Coarse-tuning It

by Peter Flemming

0. Lonely Buoy
Somewhere out on the Atlantic Ocean drifts a solitary buoy. A droid beacon installed by government agents, it is augmented with sensory devices and a means of transmitting messages. Its fate is to dwell on the surface of the deep, sometimes gently bobbing, sometimes brutally thrashed, but always dutifully relaying its endless stream of data to whoever might care to listen: the time is now, I am here, the waves are this high, the waves are this frequent, the time is now, I am here…

1. A Massive Gulf
All the time, everywhere, we are surrounded by things that exert their influence on our lives without our noticing – that is, until something somehow pokes through our crusted-over awareness, and we experience a momentary reminder.
Now it’s Stephen Kelly I can imagine on the Atlantic, far from shore, afloat a chunk of foam and fibreglass, learning to surf, having such a realization:

As I was floating in the ocean waves… the massive physical force and significance of the ocean was made real to me. The ocean’s currents directly affect regional and global climates, but its physical force and influence have no representation in the urban landscape. Even living in the city of Halifax… it is difficult to perceive the enormous… body of water next door. It is intriguing that there exists a gulf between the palpable experience of two environments that are so closely interconnected1.

This was a germinal moment for WaveUp. It seems natural that an artist would want to address (or redress) this gulf. The prelude to a day of surfing involves checking the buoy report: wave conditions downloadable from the Fisheries and Oceans website. It follows that the lonely buoy would become a key player in this project, a lifeline. WaveUp translocates the ocean to an urban gallery setting.

2. Different Kinds of Waves
SK is a musician. Sound and music are a lifelong love, greatly informing this work. In WaveUp, real-time wave data is gathered from our lone buoy. A loose musical structure is used to translate the swell and ebb of ocean waves into the language of sound, wherein the buoy data modulates sound emanating from loudspeakers. In creating an impression of the ocean in the gallery, sound replaces water. Since the audio is generated from environmental data, the “music” of this installation encompasses all the dynamics and varied character of a Northern weather report2.
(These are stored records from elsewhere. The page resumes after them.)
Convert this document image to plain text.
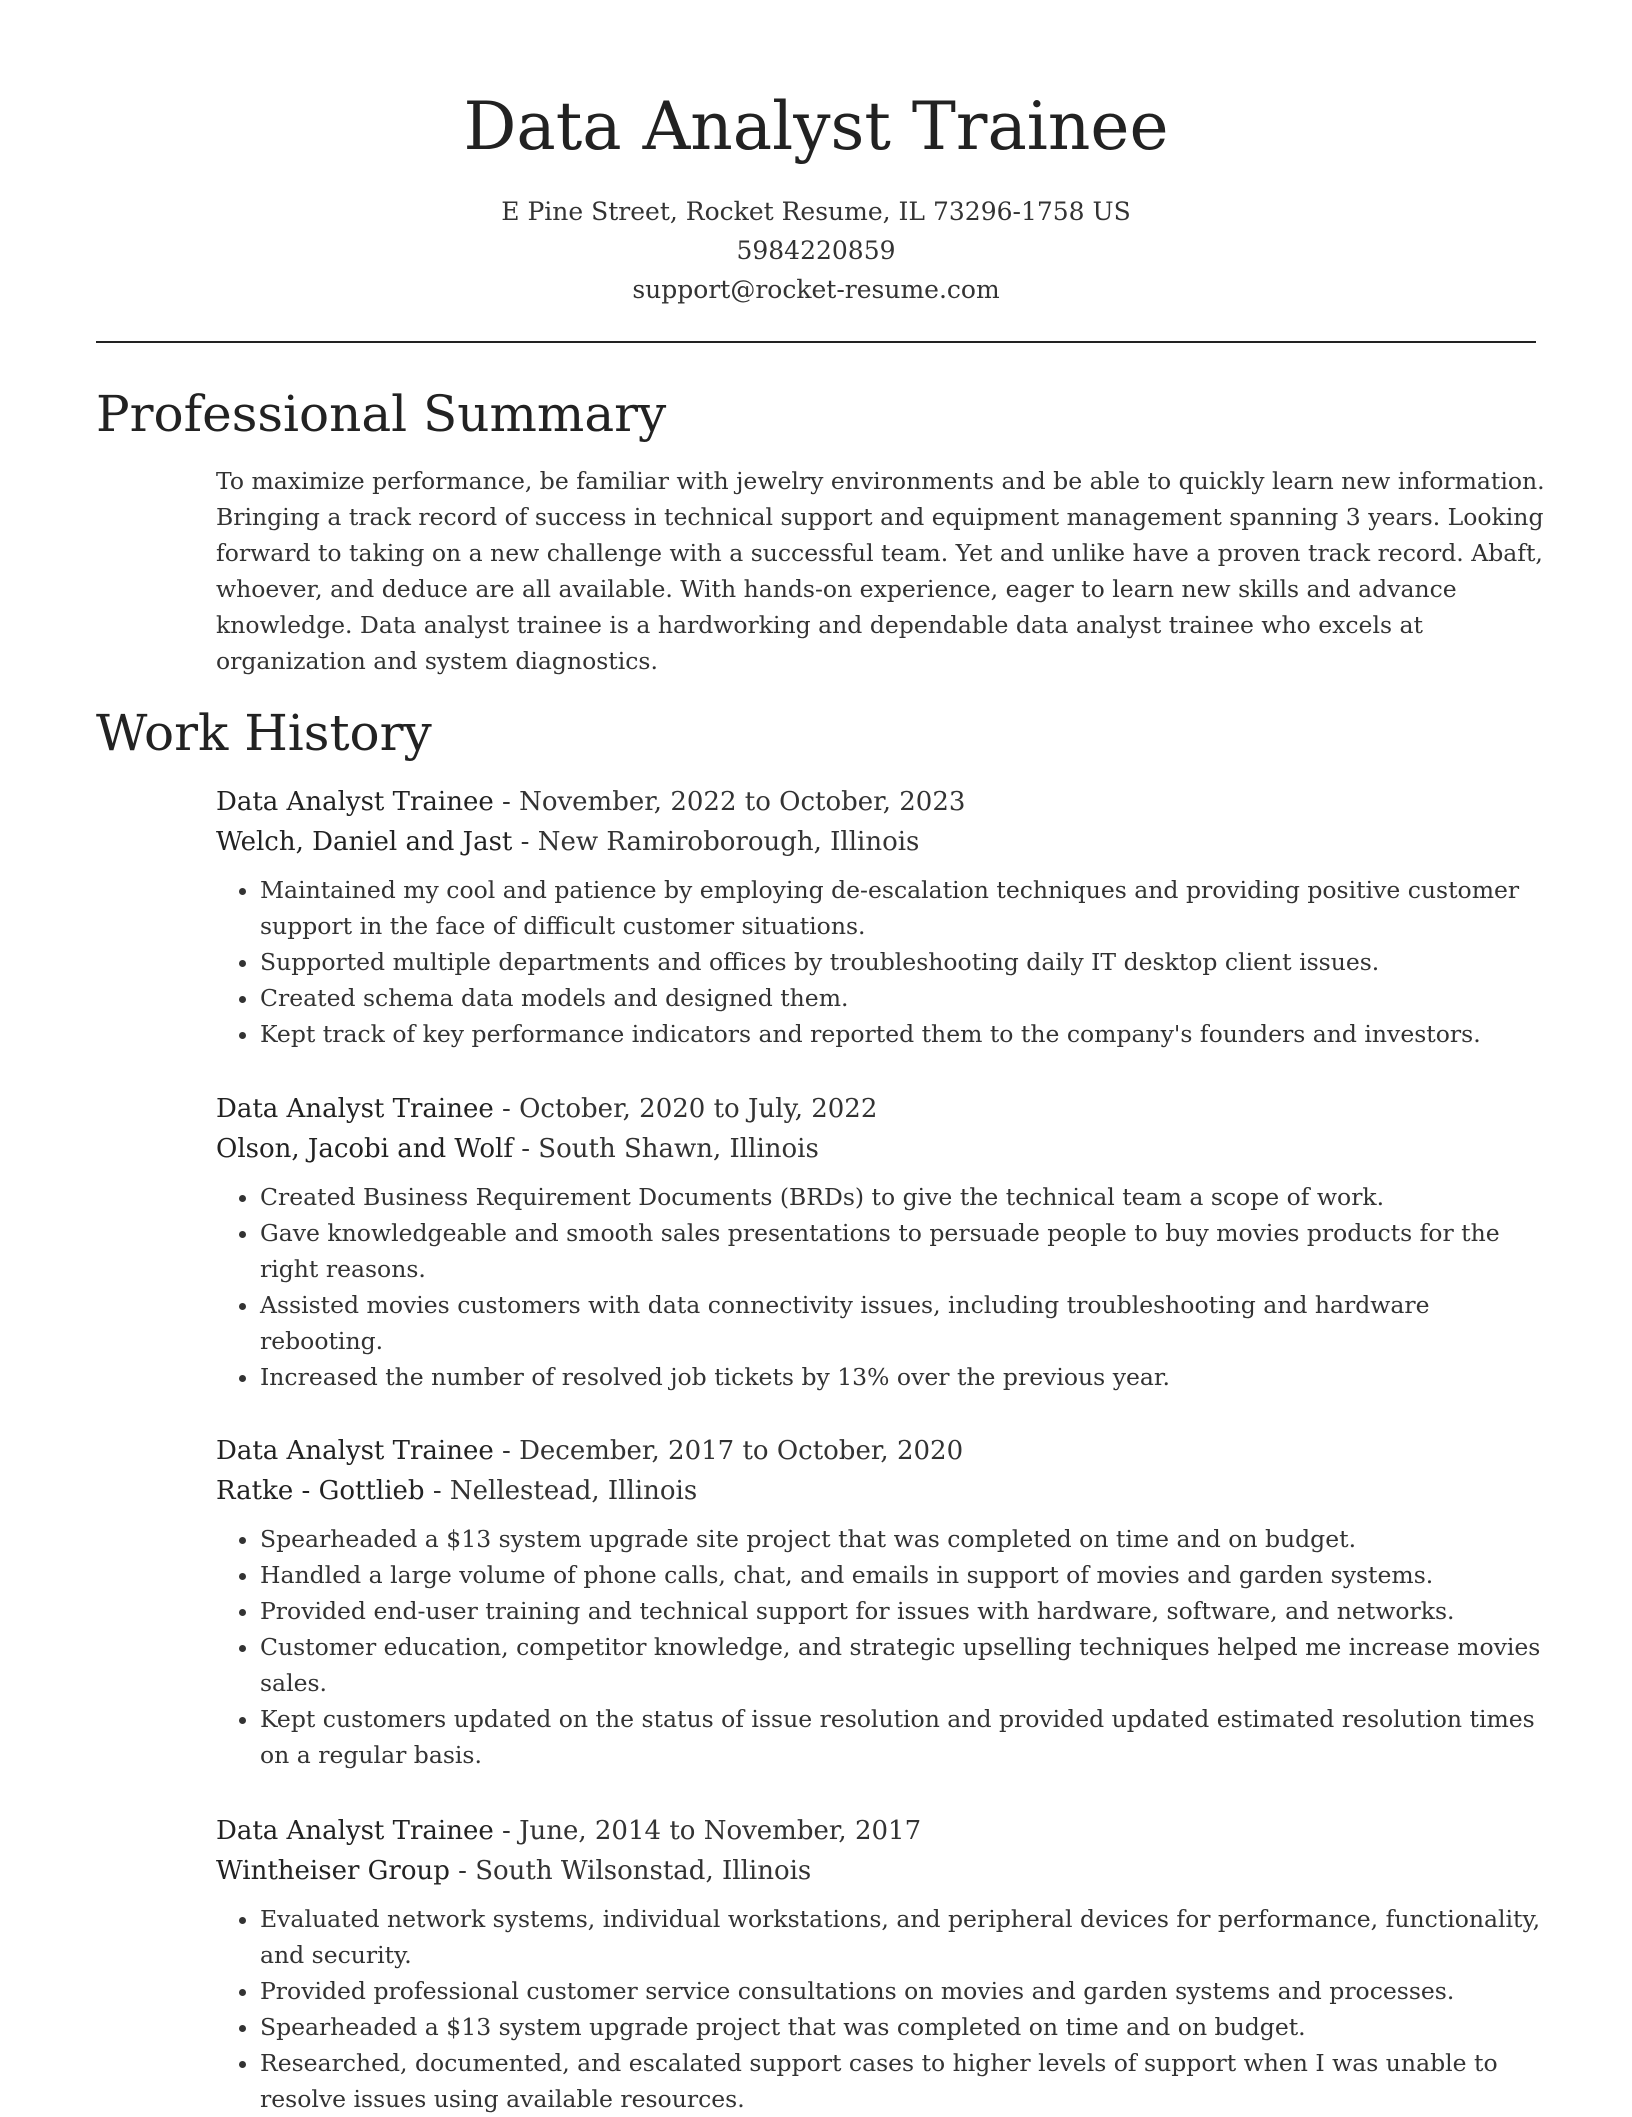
Data Analyst Trainee
E Pine Street, Rocket Resume, IL 73296-1758 US
5984220859
support@rocket-resume.com
Professional Summary

To maximize performance, be familiar with jewelry environments and be able to quickly learn new information. Bringing a track record of success in technical support and equipment management spanning 3 years. Looking forward to taking on a new challenge with a successful team. Yet and unlike have a proven track record. Abaft, whoever, and deduce are all available. With hands-on experience, eager to learn new skills and advance knowledge. Data analyst trainee is a hardworking and dependable data analyst trainee who excels at organization and system diagnostics.

Work History
Data Analyst Trainee - November, 2022 to October, 2023
Welch, Daniel and Jast - New Ramiroborough, Illinois
• Maintained my cool and patience by employing de-escalation techniques and providing positive customer support in the face of difficult customer situations.
• Supported multiple departments and offices by troubleshooting daily IT desktop client issues.
• Created schema data models and designed them.
• Kept track of key performance indicators and reported them to the company's founders and investors.
Data Analyst Trainee - October, 2020 to July, 2022
Olson, Jacobi and Wolf - South Shawn, Illinois
• Created Business Requirement Documents (BRDs) to give the technical team a scope of work.
• Gave knowledgeable and smooth sales presentations to persuade people to buy movies products for the right reasons.
• Assisted movies customers with data connectivity issues, including troubleshooting and hardware rebooting.
• Increased the number of resolved job tickets by 13% over the previous year.
Data Analyst Trainee - December, 2017 to October, 2020
Ratke - Gottlieb - Nellestead, Illinois
• Spearheaded a $13 system upgrade site project that was completed on time and on budget.
• Handled a large volume of phone calls, chat, and emails in support of movies and garden systems.
• Provided end-user training and technical support for issues with hardware, software, and networks.
• Customer education, competitor knowledge, and strategic upselling techniques helped me increase movies sales.
• Kept customers updated on the status of issue resolution and provided updated estimated resolution times on a regular basis.
Data Analyst Trainee - June, 2014 to November, 2017
Wintheiser Group - South Wilsonstad, Illinois
• Evaluated network systems, individual workstations, and peripheral devices for performance, functionality, and security.
• Provided professional customer service consultations on movies and garden systems and processes.
• Spearheaded a $13 system upgrade project that was completed on time and on budget.
• Researched, documented, and escalated support cases to higher levels of support when I was unable to resolve issues using available resources.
3. Kempt Road, Halifax, summer 2008
I’m conversing with Stephen in his studio, looking at the transformer station and its array of giant power cables that make up the view from his window. He asserts his disbelief in randomness, and how this is central to WaveUp: the world is stupefyingly complex, with unending levels of precise details within precise details, elaborately interconnected. Nothing is for nothing… when something happens, it does not, cannot, happen in isolation. Things that seem to make no sense are simply beyond our comprehension.
Feeling nihilistic, I’m not sure I completely agree, but I really don’t know how I can argue from what is ultimately just a gut feeling. Rethinking this later, though, does lead to some insight into WaveUp.
In my view, at its core this work attempts to reconcile a giant disconnect, and work through the profound sadness that results – at least temporarily. At best, all we can hope for is a coarsely tuned representation of nature’s infinite precision3. SK aims to pry open a space for contemplation, in which we may glimpse the massive gulf between everyday awareness and awareness of the invisible systems in which we are continuously immersed and to which we belong.

1 SK, unpublished grant application and/or website text
2 Ibid.
3 Attributed to SK, note from a conversation with SK.